In [10]:
import numpy as np
import matplotlib.pyplot as plt
import sklearn as sklearn
from sklearn import linear_model
from sklearn import preprocessing
from sklearn import datasets
from sklearn import metrics
from sklearn import model_selection
from sklearn.preprocessing import MinMaxScaler
from sklearn import svm
from sklearn.utils import shuffle

In [11]:
# Data loading
testData = sklearn.datasets.fetch_20newsgroups_vectorized(subset = 'test')
trainData = sklearn.datasets.fetch_20newsgroups_vectorized(subset = 'train')


X_test = testData['data']
y_test = testData['target']

X_train = trainData['data']
y_train = trainData['target']

#X_train = X_train[list(range(1000)),:]
#y_train = y_train[list(range(1000))]


X_train_short = X_train[:]
y_train_short = y_train[:]

# Shuffling array 
X_train_short, y_train_short = shuffle(X_train_short, y_train_short, random_state=1)


X_train_short = X_train_short[0:999,]
y_train_short = y_train_short[0:999]

print(X_train_short.shape)

(999, 130107)


In [12]:
## Linear kernel

linearDefault = svm.SVC(kernel='linear')
linearDefault.fit(X_train, y_train)

linearDefaultYhat_train = linearDefault.predict(X_train)
linearDefaultYhat_test = linearDefault.predict(X_test)

linearDefaultACS_train = sklearn.metrics.accuracy_score(y_train, linearDefaultYhat_train)
linearDefaultACS_test = sklearn.metrics.accuracy_score(y_test, linearDefaultYhat_test)
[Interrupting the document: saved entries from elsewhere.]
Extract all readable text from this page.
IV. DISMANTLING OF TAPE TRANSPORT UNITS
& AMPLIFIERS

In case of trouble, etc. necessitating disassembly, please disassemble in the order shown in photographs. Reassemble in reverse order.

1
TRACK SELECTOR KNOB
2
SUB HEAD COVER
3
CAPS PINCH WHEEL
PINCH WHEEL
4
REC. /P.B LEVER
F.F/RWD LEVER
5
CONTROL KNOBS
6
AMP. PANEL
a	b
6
print('linearDefaultACS_train: ', linearDefaultACS_train)
print('linearDefaultACS_test: ', linearDefaultACS_test)




## Cross validation
C = np.logspace(-2, 10, 5)
gamma = np.logspace(-9, 3, 5)

combination = []
cvResults = []



for c in C: 
    for g in gamma: 
        model = svm.SVC(kernel ='linear', C = c, gamma = g)
        try: 
            accuraccy = np.mean(model_selection.cross_val_score(model,
                                                    X_train_short, 
                                                    y_train_short, 
                                                    cv=5, 
                                                    scoring='accuracy'))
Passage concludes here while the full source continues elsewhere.